I assume that modern girl Wally is supposed to take inspiration from Wallis’ life to repair her own, where she is trapped with a man who is presented with any redeeming qualities – the film features a handful of scenes with some unpleasant violence against women, I should add, made all the worse by the fact that they serve no purpose and are presented with an insulting tone of art-by-suffering – but there’s nothing in Wallis’ story that precipitates anything in what passes for her character arc. She daydreams at an exhibition of Wallis’ belongings, spends a ridiculous amount of money at an auction (supposedly expressing her new spirit of freedom, really showing why she should never be allowed near money again) and converses with visions of Wallis herself, yet nothing in any of that is an active part in instigating Wally’s actions. (Or rather, reactions). Wallis’ story at least has a beginning and end of sorts, even if it is only presented in short segments. Wally has no particular goal and ends up dawdling around several barely related scenarios – the troubled marriage, the exhibition, the new romance, the auction, the trip to Paris – with no evident purpose.
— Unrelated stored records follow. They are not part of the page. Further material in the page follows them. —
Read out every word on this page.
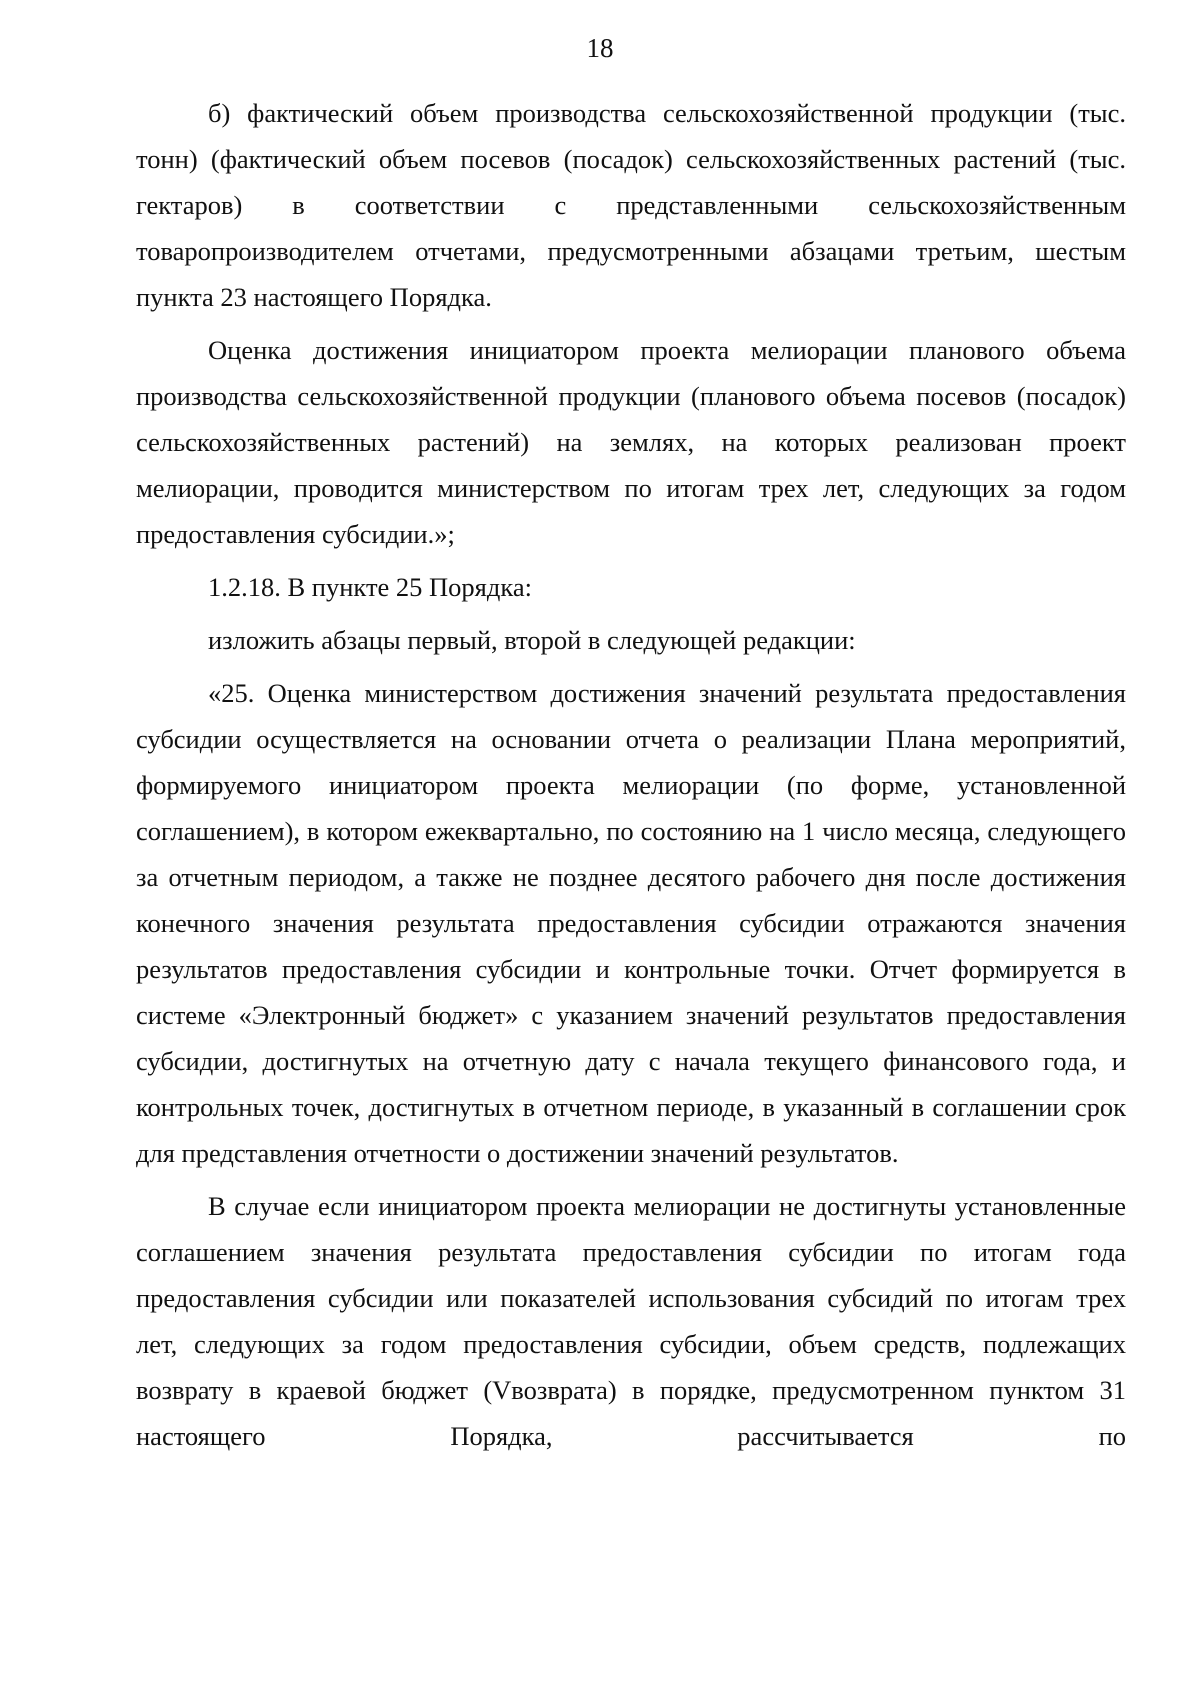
18

б) фактический объем производства сельскохозяйственной продукции (тыс. тонн) (фактический объем посевов (посадок) сельскохозяйственных растений (тыс. гектаров) в соответствии с представленными сельскохозяйственным товаропроизводителем отчетами, предусмотренными абзацами третьим, шестым пункта 23 настоящего Порядка.

Оценка достижения инициатором проекта мелиорации планового объема производства сельскохозяйственной продукции (планового объема посевов (посадок) сельскохозяйственных растений) на землях, на которых реализован проект мелиорации, проводится министерством по итогам трех лет, следующих за годом предоставления субсидии.»;

1.2.18. В пункте 25 Порядка:

изложить абзацы первый, второй в следующей редакции:

«25. Оценка министерством достижения значений результата предоставления субсидии осуществляется на основании отчета о реализации Плана мероприятий, формируемого инициатором проекта мелиорации (по форме, установленной соглашением), в котором ежеквартально, по состоянию на 1 число месяца, следующего за отчетным периодом, а также не позднее десятого рабочего дня после достижения конечного значения результата предоставления субсидии отражаются значения результатов предоставления субсидии и контрольные точки. Отчет формируется в системе «Электронный бюджет» с указанием значений результатов предоставления субсидии, достигнутых на отчетную дату с начала текущего финансового года, и контрольных точек, достигнутых в отчетном периоде, в указанный в соглашении срок для представления отчетности о достижении значений результатов.

В случае если инициатором проекта мелиорации не достигнуты установленные соглашением значения результата предоставления субсидии по итогам года предоставления субсидии или показателей использования субсидий по итогам трех лет, следующих за годом предоставления субсидии, объем средств, подлежащих возврату в краевой бюджет (Vвозврата) в порядке, предусмотренном пунктом 31 настоящего Порядка, рассчитывается по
Only a scene in which Wallis and Edward liven up a dull film screening – oh, the irony – by spiking the champagne with benzedrine and dancing to an anachronistic Sex Pistols soundtrack is there so much as a hint at the film a younger, punkier Madonna might have made – even the sex scenes are tame and inhumanly staged. Instead, W.E. is a narcissistic monstrosity, the result of an eye so disconnected from reality that it can only see life through the kitsch pretensions of fashion campaigns and perfume adverts. The only time it even has the decency to be accidentally funny is in presenting Mohammed Al-Fayed as a man of deep thought and heart (seriously). It is a vision utterly lacking the finesse and meaning it so desperately believes it has mastered, and can only be called honest in how genuinely it confuses wilful delusions for truth.